South Korean electronics giant, LG, is officially leaving the smartphone market. The company confirmed the same in a statement today, saying that the move was a “strategic decision”. “LG’s strategic decision to exit the incredibly competitive mobile phone sector will enable the company to focus resources in growth areas such as electric vehicle components, connected devices, smart homes, robotics, artificial intelligence and business-to-business solutions, as well as platforms and services,” the company said. But what exactly does this mean? Why is LG choosing to exit the smartphone business, and why that might be a good move? Let’s explore some reasons.
The extremely competitive market
LG is right, the smartphone market is indeed competitive, especially since Chinese companies took over the space. But when companies say competitive, they don’t really mean there are too many players. The competition is with respect to pricing, which is where Chinese manufacturers get the advantage.
Companies like LG have usually sold products at higher prices than competitors like Xiaomi, Vivo or Oppo. As a result, they have lost market share, especially in markets like India where cheaper phones sell better.
You might argue that LG still makes good flagship devices, which means they should be able to make money from that. The problem is that flagship phones sell in lower volumes in markets like India, so they don’t make big money here. For markets like US and UK, where flagship phones do sell in higher numbers, the majority of the market share is taken by Apple and Samsung.
Focus on the future of mobile
But the competition in the market may only be one of the reasons why LG is quitting the business. “Moving forward, LG will continue to leverage its mobile expertise and develop mobility-related technologies such as 6G to help further strengthen competitiveness in other business areas. Core technologies developed during the two decades of LG’s mobile business operations will also be retained and applied to existing and future products,” the statement said. This is where things become more interesting.

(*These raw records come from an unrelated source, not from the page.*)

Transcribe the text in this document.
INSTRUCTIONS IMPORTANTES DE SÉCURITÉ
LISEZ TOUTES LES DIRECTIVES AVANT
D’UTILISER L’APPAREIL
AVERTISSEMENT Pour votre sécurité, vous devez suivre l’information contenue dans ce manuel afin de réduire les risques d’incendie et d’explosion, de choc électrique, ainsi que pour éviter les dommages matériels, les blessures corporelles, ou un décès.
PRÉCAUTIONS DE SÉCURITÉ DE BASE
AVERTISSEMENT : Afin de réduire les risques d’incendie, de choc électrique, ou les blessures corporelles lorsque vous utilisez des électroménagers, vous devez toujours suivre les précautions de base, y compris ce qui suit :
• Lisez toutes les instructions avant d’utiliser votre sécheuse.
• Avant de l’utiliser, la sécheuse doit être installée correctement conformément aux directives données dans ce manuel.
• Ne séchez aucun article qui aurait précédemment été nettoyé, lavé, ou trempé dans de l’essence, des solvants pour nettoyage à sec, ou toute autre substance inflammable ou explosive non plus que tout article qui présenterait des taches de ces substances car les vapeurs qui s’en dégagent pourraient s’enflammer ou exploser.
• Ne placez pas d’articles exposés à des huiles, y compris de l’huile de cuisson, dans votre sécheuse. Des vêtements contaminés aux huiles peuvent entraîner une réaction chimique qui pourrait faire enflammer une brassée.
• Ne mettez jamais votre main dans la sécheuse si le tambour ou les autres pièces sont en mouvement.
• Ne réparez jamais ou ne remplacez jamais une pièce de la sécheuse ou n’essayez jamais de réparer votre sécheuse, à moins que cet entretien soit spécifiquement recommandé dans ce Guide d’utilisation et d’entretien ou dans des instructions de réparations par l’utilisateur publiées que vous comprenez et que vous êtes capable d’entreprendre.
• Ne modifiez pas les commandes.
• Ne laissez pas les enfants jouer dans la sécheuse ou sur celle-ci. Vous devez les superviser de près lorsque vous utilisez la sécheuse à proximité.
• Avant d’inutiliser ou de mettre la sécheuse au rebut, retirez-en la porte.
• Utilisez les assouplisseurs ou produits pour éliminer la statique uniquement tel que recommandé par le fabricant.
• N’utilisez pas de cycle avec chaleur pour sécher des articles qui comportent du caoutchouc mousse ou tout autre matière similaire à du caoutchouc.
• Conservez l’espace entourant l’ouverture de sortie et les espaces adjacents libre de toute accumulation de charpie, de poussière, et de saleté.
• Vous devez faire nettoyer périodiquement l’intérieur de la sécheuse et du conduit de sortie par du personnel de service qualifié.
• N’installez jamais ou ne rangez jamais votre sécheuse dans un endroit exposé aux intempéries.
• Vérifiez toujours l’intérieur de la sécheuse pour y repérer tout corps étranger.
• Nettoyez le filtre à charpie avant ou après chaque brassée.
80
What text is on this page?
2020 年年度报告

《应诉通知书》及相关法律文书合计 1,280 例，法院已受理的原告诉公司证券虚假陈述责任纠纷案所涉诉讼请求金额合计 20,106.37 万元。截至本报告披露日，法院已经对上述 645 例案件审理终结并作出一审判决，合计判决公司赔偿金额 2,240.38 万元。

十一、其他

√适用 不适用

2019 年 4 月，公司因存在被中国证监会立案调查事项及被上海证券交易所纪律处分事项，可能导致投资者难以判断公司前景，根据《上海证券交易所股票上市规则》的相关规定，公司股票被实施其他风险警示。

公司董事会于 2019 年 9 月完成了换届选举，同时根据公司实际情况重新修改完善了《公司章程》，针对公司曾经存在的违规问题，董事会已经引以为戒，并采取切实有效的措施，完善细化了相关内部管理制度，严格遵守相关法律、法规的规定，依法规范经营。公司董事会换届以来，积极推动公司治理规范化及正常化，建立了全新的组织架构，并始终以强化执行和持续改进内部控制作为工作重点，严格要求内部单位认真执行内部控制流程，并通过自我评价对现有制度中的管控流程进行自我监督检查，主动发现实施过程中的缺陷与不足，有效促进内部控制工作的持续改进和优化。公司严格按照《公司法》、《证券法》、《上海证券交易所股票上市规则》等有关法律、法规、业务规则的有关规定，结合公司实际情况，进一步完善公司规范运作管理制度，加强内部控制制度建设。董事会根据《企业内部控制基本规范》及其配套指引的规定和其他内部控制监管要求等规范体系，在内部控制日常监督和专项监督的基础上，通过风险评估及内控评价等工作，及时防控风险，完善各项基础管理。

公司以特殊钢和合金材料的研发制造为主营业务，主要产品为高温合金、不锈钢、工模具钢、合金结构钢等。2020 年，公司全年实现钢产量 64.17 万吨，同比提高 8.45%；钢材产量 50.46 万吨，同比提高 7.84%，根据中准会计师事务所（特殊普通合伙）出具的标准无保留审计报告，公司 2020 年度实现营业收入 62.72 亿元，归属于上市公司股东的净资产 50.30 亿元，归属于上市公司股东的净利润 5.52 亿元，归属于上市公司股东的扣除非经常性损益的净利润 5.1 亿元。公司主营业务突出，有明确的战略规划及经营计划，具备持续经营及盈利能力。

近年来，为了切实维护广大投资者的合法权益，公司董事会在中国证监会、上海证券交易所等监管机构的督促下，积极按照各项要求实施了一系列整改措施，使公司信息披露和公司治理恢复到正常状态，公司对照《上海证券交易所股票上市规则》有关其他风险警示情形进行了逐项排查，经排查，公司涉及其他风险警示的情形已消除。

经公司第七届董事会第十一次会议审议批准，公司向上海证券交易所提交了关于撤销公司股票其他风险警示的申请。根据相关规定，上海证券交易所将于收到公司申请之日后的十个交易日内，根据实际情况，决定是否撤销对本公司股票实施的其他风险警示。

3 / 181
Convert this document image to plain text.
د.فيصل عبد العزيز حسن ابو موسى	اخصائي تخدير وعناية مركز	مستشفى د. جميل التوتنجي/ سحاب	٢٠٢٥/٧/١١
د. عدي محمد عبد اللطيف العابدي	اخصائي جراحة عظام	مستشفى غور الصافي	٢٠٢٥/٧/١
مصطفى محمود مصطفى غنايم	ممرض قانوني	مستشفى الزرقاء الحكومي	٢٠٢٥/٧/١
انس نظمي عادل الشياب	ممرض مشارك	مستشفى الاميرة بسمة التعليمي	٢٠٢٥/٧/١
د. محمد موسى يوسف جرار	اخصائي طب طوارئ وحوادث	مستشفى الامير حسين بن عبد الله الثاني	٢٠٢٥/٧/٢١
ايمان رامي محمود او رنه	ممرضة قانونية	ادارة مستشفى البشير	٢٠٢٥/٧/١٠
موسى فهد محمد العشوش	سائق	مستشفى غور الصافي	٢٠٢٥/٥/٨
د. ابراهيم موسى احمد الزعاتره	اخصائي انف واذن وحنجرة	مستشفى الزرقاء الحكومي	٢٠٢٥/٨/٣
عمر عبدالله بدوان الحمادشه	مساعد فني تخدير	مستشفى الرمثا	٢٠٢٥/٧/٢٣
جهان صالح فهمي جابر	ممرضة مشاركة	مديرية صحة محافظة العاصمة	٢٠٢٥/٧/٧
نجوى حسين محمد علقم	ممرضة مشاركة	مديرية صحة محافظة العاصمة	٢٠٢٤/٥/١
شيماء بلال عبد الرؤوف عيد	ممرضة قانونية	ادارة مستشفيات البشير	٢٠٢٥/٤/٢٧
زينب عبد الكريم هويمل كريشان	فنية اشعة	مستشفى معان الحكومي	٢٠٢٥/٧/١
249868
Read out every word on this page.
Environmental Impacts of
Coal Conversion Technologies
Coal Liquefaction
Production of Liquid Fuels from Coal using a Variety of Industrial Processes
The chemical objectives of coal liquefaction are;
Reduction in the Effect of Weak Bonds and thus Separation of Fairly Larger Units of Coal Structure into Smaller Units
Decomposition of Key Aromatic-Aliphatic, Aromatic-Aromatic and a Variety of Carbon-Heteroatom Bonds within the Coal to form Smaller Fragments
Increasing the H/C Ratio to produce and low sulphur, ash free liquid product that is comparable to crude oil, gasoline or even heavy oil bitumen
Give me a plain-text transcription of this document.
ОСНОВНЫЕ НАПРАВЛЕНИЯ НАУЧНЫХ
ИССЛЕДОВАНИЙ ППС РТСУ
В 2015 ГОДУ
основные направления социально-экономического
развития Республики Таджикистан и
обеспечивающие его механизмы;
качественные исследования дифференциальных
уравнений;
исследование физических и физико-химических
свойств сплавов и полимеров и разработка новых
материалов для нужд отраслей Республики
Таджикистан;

You see, companies like LG don’t make money from numbers alone. They actually take technology forward by investing a lot in research and development. This is one of the reasons why they can’t make cheap products as fast as Chinese smartphone makers can. Their focus, as an overall business, is in the future of technology.
So, by quitting the smartphone business, LG is actually freeing itself up for the future of mobile. And coincidentally, the future of mobile isn’t in the handsets that we use today. Mobile technology is only a step in enabling the future of computing, which most believe is going to be in ambient devices — devices that are all around us and don’t require touch-based interactions.
LG may not have shipped many smartphones in the last few years, but you can be assured that it has the expertise to develop future technologies.
Rollable OLEDs Will Be Key
Rollable OLED panels are perhaps LG’s biggest contribution to the future of technology. After all, who doesn’t want a television that can appear as if out of nowhere, right?
But rollable OLEDs aren’t just the future of TVs. Large rectangular screens have constrained the designs smartphone makers can use for a long time now. As a result, a display that can be rolled into something else and is flexible enough for different shapes is going to enable devices that we may not even have thought of yet.
We have already seen what Samsung and others have achieved with flexible screens and foldable phones, could a rollable OLED offer more? Remember those photos of touchscreen panels wrapped around a user’s hands? That could be the future too.